I knew you were, Bill. :-) Yes, isn't it something that this is coming from "moderate" Turkey? I hear Erdogen said the other day that Hamas is not a terrorist group. Great. I've always said it's only a matter of time before Hamas goes the way of the PLO and gets treated as a "political party" by the MSM and the world at large. Without ever, of course, changing its goal of wiping Israel off the map. (The PLO hasn't changed, either. Makes one feel old when one can remember the days when _everyone_ called the PLO a terrorist organization instead of treating it as the ruling "moderate" political party of a fictitious sovereign state called "Palestine.")
Anyway, it's odd: I had a conversation on Facebook about six months ago with a friend who was complaining about how militantly secular the government of Turkey is and who was opining that it would be an improvement for Turkey to become more Islamist _if_ this would mean greater religious freedom for Christians. (As if.) It was a very odd conversation. I wonder if he still thinks that way now but would rather not ask.
"...it would be an improvement for Turkey to become more Islamist _if_ this would mean greater religious freedom for Christians."
These two things don't usually go together.
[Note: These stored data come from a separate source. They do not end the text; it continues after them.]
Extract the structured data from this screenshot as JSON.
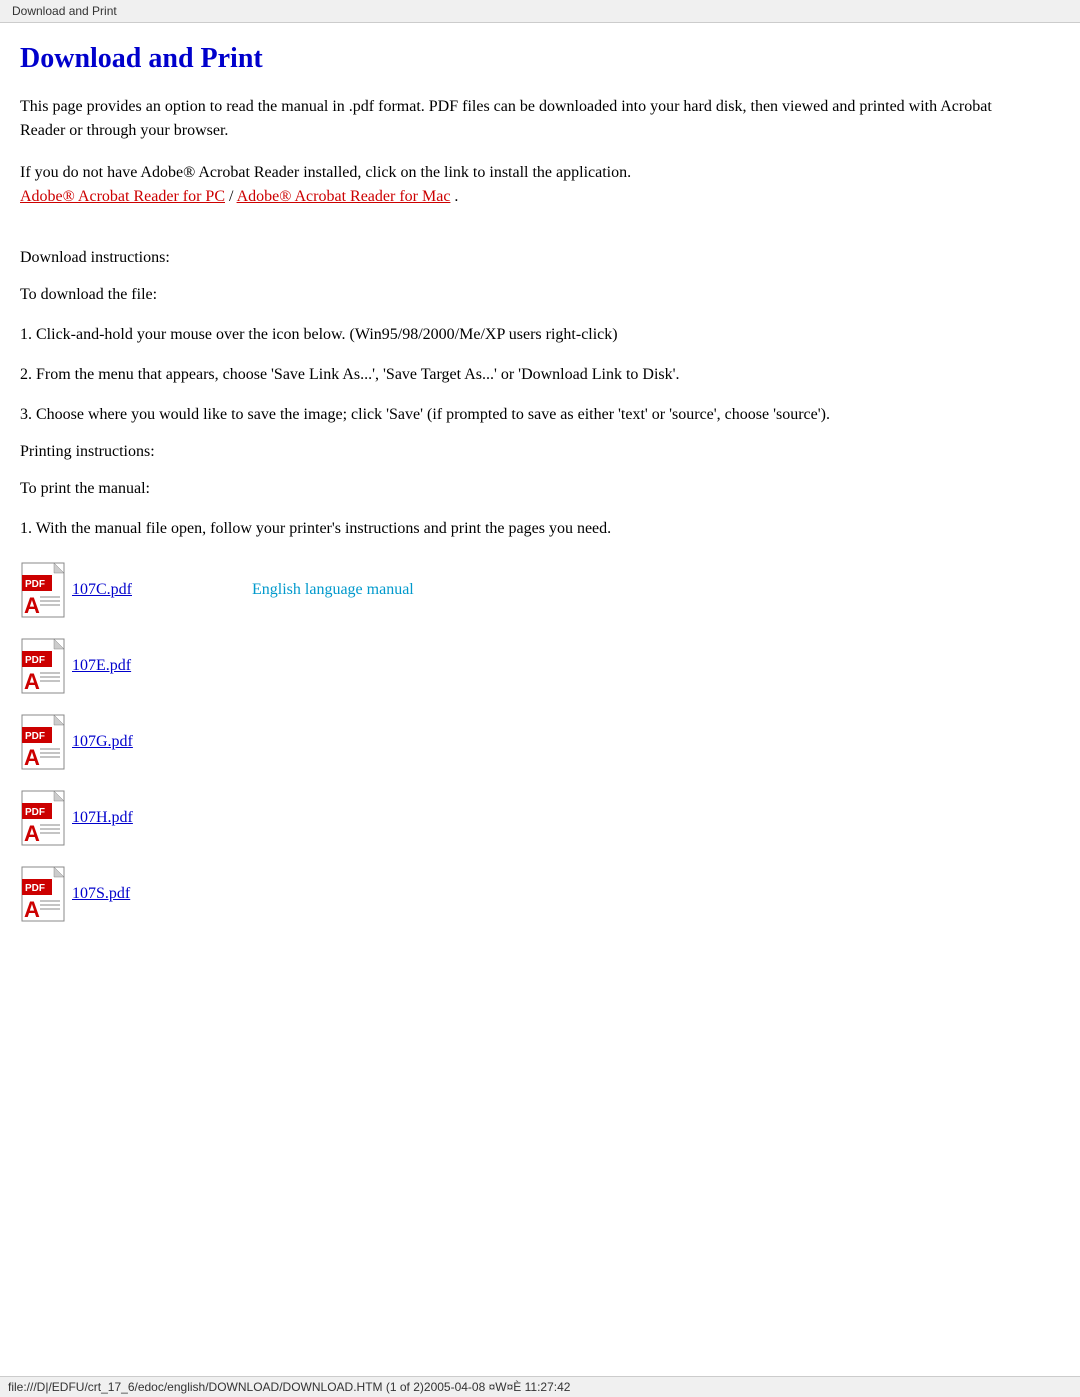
{
  "browser_tab": {
    "title": "Download and Print"
  },
  "page": {
    "title": "Download and Print",
    "intro_paragraph1": "This page provides an option to read the manual in .pdf format. PDF files can be downloaded into your hard disk, then viewed and printed with Acrobat Reader or through your browser.",
    "intro_paragraph2": "If you do not have Adobe® Acrobat Reader installed, click on the link to install the application.",
    "link_pc": "Adobe® Acrobat Reader for PC",
    "link_mac": "Adobe® Acrobat Reader for Mac",
    "download_heading": "Download instructions:",
    "download_intro": "To download the file:",
    "download_step1": "1. Click-and-hold your mouse over the icon below. (Win95/98/2000/Me/XP users right-click)",
    "download_step2": "2. From the menu that appears, choose 'Save Link As...', 'Save Target As...' or 'Download Link to Disk'.",
    "download_step3": "3. Choose where you would like to save the image; click 'Save' (if prompted to save as either 'text' or 'source', choose 'source').",
    "print_heading": "Printing instructions:",
    "print_intro": "To print the manual:",
    "print_step1": "1. With the manual file open, follow your printer's instructions and print the pages you need.",
    "pdf_files": [
      {
        "name": "107C.pdf",
        "description": "English language manual"
      },
      {
        "name": "107E.pdf",
        "description": ""
      },
      {
        "name": "107G.pdf",
        "description": ""
      },
      {
        "name": "107H.pdf",
        "description": ""
      },
      {
        "name": "107S.pdf",
        "description": ""
      }
    ]
  },
  "status_bar": {
    "text": "file:///D|/EDFU/crt_17_6/edoc/english/DOWNLOAD/DOWNLOAD.HTM (1 of 2)2005-04-08 ¤W¤È 11:27:42"
  }
}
Exactly. His idea seemed to be that at present Turkey acts more like an anti-religious Communist state in its treatment of religion and that its becoming more Islamist could only improve matters. Sounds to me like exchanging one problem for another. It's hard to see why the Muslims should be expected to grant religious freedom to Christians rather than just keeping in place the suppression of Christians and giving more influence to Islam. I suppose it's possible that some gesture might be made to make Christians think they were getting something out of it. He was particularly exercised about the closing of a particular Greek Orthodox seminary that I gather is a cause celebre. But does he really think that even if the Muslims came to be in charge and opened up that particular seminary, the whole situation would ultimately be to the good of Christians?